La chiave simbolica e allusiva presiede al disegno dei costumi, di straordinaria raffinatezza, in cui i volumi dominano attenuando o cancellando la struttura umana dei corpi. Grandi maschere, copricapi altissimi, parrucche argentee, tuniche lineari e grandi volani di organza e tulle trasformano le persone in simboli. Ne rappresentano l’esempio più alto Altoum, l’imperatore, trasformato in una grande statua immobile e centrale, da cui si leva la voce tenorile, voluta da Puccini; e la principessa che appare velata nel primo atto, come rinchiusa nel corpo di una gigantesca farfalla, di cui si libera in parte nello svolgimento della vicenda, fino a giungere (nel finale alfaniano) ad assumere fattezze umane che le consentono per la prima volta di uscire dalla sua argentea prigione per sorprendere Calaf nel donarsi a lui.
Una chiave di lettura quella adottata da Bosisio e Franchi del tutto inedita, che stupisce davvero per un’opera così frequentemente rappresentata. La scelta di privilegiare alla consuetudine monumentale cinesizzante una lettura in chiave psicologica non ha sottratto alla partitura, ottimamente eseguita dall’orchestra e dal coro del Teatro Nae Leonard diretti dal maestro Gheorghe Stanciu, nulla del suo fascino originario.
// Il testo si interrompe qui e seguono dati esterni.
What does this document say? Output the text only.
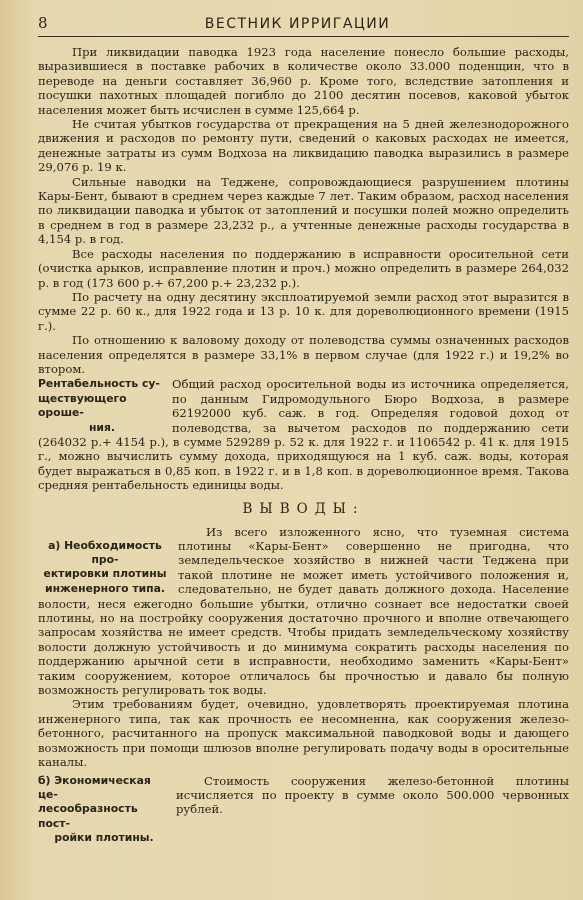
8	ВЕСТНИК ИРРИГАЦИИ

При ликвидации паводка 1923 года население понесло большие расходы, выразившиеся в поставке рабочих в количестве около 33.000 поденщин, что в переводе на деньги составляет 36,960 р. Кроме того, вследствие затопления и посушки пахотных площадей погибло до 2100 десятин посевов, каковой убыток населения может быть исчислен в сумме 125,664 р.

Не считая убытков государства от прекращения на 5 дней железнодорожного движения и расходов по ремонту пути, сведений о каковых расходах не имеется, денежные затраты из сумм Водхоза на ликвидацию паводка выразились в размере 29,076 р. 19 к.

Сильные наводки на Теджене, сопровождающиеся разрушением плотины Кары-Бент, бывают в среднем через каждые 7 лет. Таким образом, расход населения по ликвидации паводка и убыток от затоплений и посушки полей можно определить в среднем в год в размере 23,232 р., а учтенные денежные расходы государства в 4,154 р. в год.

Все расходы населения по поддержанию в исправности оросительной сети (очистка арыков, исправление плотин и проч.) можно определить в размере 264,032 р. в год (173 600 р.+ 67,200 р.+ 23,232 р.).

По расчету на одну десятину эксплоатируемой земли расход этот выразится в сумме 22 р. 60 к., для 1922 года и 13 р. 10 к. для дореволюционного времени (1915 г.).

По отношению к валовому доходу от полеводства суммы означенных расходов населения определятся в размере 33,1% в первом случае (для 1922 г.) и 19,2% во втором.

Рентабельность су-
ществующего ороше-
ния.

Общий расход оросительной воды из источника определяется, по данным Гидромодульного Бюро Водхоза, в размере 62192000 куб. саж. в год. Определяя годовой доход от полеводства, за вычетом расходов по поддержанию сети (264032 р.+ 4154 р.), в сумме 529289 р. 52 к. для 1922 г. и 1106542 р. 41 к. для 1915 г., можно вычислить сумму дохода, приходящуюся на 1 куб. саж. воды, которая будет выражаться в 0,85 коп. в 1922 г. и в 1,8 коп. в дореволюционное время. Такова средняя рентабельность единицы воды.

ВЫВОДЫ:
а) Необходимость про-
ектировки плотины
инженерного типа.

Из всего изложенного ясно, что туземная система плотины «Кары-Бент» совершенно не пригодна, что земледельческое хозяйство в нижней части Теджена при такой плотине не может иметь устойчивого положения и, следовательно, не будет давать должного дохода. Население волости, неся ежегодно большие убытки, отлично сознает все недостатки своей плотины, но на постройку сооружения достаточно прочного и вполне отвечающего запросам хозяйства не имеет средств. Чтобы придать земледельческому хозяйству волости должную устойчивость и до минимума сократить расходы населения по поддержанию арычной сети в исправности, необходимо заменить «Кары-Бент» таким сооружением, которое отличалось бы прочностью и давало бы полную возможность регулировать ток воды.

Этим требованиям будет, очевидно, удовлетворять проектируемая плотина инженерного типа, так как прочность ее несомненна, как сооружения железо-бетонного, расчитанного на пропуск максимальной паводковой воды и дающего возможность при помощи шлюзов вполне регулировать подачу воды в оросительные каналы.

б) Экономическая це-
лесообразность пост-
ройки плотины.

Стоимость сооружения железо-бетонной плотины исчисляется по проекту в сумме около 500.000 червонных рублей.
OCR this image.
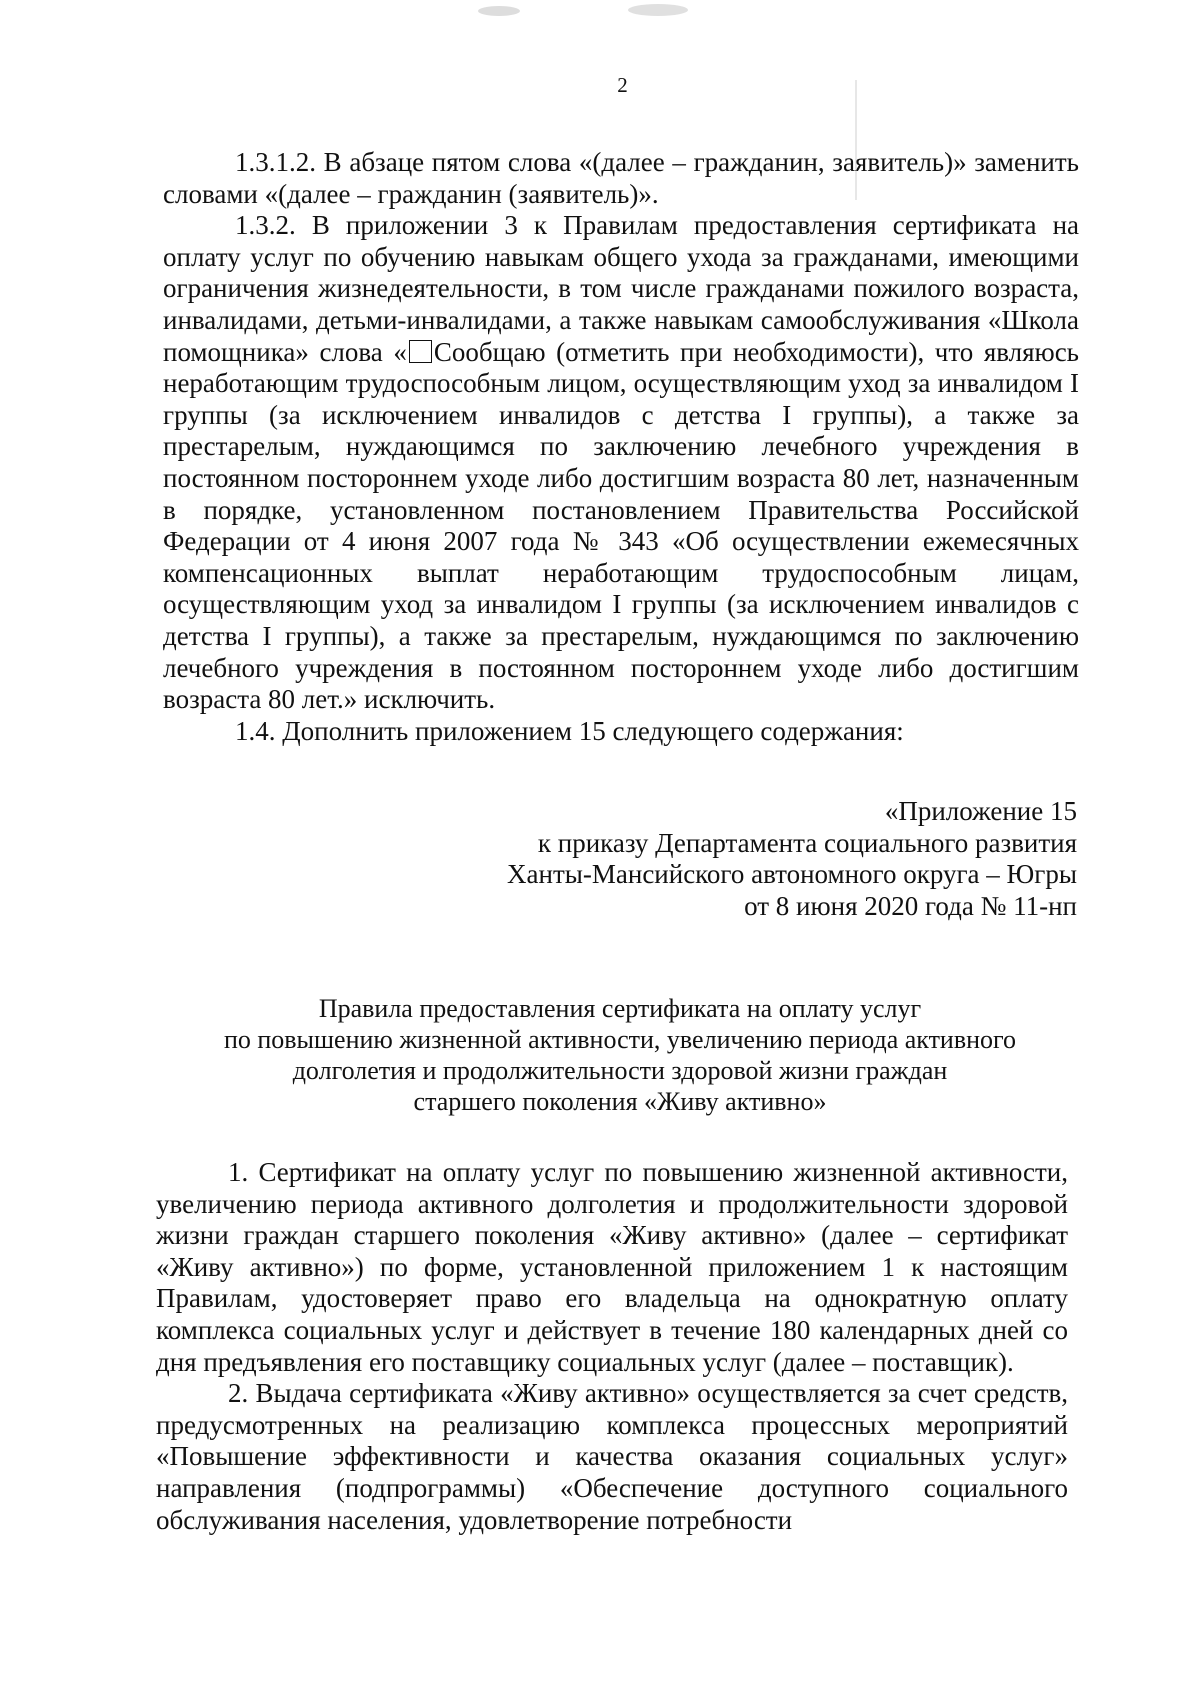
2

1.3.1.2. В абзаце пятом слова «(далее – гражданин, заявитель)» заменить словами «(далее – гражданин (заявитель)».

1.3.2. В приложении 3 к Правилам предоставления сертификата на оплату услуг по обучению навыкам общего ухода за гражданами, имеющими ограничения жизнедеятельности, в том числе гражданами пожилого возраста, инвалидами, детьми-инвалидами, а также навыкам самообслуживания «Школа помощника» слова « Сообщаю (отметить при необходимости), что являюсь неработающим трудоспособным лицом, осуществляющим уход за инвалидом I группы (за исключением инвалидов с детства I группы), а также за престарелым, нуждающимся по заключению лечебного учреждения в постоянном постороннем уходе либо достигшим возраста 80 лет, назначенным в порядке, установленном постановлением Правительства Российской Федерации от 4 июня 2007 года № 343 «Об осуществлении ежемесячных компенсационных выплат неработающим трудоспособным лицам, осуществляющим уход за инвалидом I группы (за исключением инвалидов с детства I группы), а также за престарелым, нуждающимся по заключению лечебного учреждения в постоянном постороннем уходе либо достигшим возраста 80 лет.» исключить.

1.4. Дополнить приложением 15 следующего содержания:

«Приложение 15
к приказу Департамента социального развития
Ханты-Мансийского автономного округа – Югры
от 8 июня 2020 года № 11-нп
Правила предоставления сертификата на оплату услуг
по повышению жизненной активности, увеличению периода активного
долголетия и продолжительности здоровой жизни граждан
старшего поколения «Живу активно»

1. Сертификат на оплату услуг по повышению жизненной активности, увеличению периода активного долголетия и продолжительности здоровой жизни граждан старшего поколения «Живу активно» (далее – сертификат «Живу активно») по форме, установленной приложением 1 к настоящим Правилам, удостоверяет право его владельца на однократную оплату комплекса социальных услуг и действует в течение 180 календарных дней со дня предъявления его поставщику социальных услуг (далее – поставщик).

2. Выдача сертификата «Живу активно» осуществляется за счет средств, предусмотренных на реализацию комплекса процессных мероприятий «Повышение эффективности и качества оказания социальных услуг» направления (подпрограммы) «Обеспечение доступного социального обслуживания населения, удовлетворение потребности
E’ anzi sembrato che la scelta più intimistica della regia abbia accresciuto la tensione drammatica e l’efficacia del canto.
Straordinaria la protagonista, Olga Hristea-Stan, dotata di una vocalità ricchissima, estesa sull’intera gamma sonora, dai morbidi profondi ai sovracuti tenuti e centrati con assoluta sicurezza, fino ai pianissimi appoggiati e solidi.
Accanto a lei l’italiano Antonino Interisano ha fornito di Calaf un’interpretazione tecnicamente perfetta, applauditissima dal pubblico che ha mostrato di apprezzare anche la recitazione impostata a grande discrezione.
Ottima e commovente la Liù di Young Ju Kim, padrona del ruolo e della sua vocalità, oltre che attrice consumata di speciale raffinatezza.
Un elogio a parte meritano gli interpreti dei tre ministri, il bass-baritone Dominic Cristea e i tenori Adrian Ionescu e Tudor State, capaci di restituire, insieme al canto, la non semplice personalità costruita dal regista dando vita a caratteri completamente nuovi rispetto alla tradizione.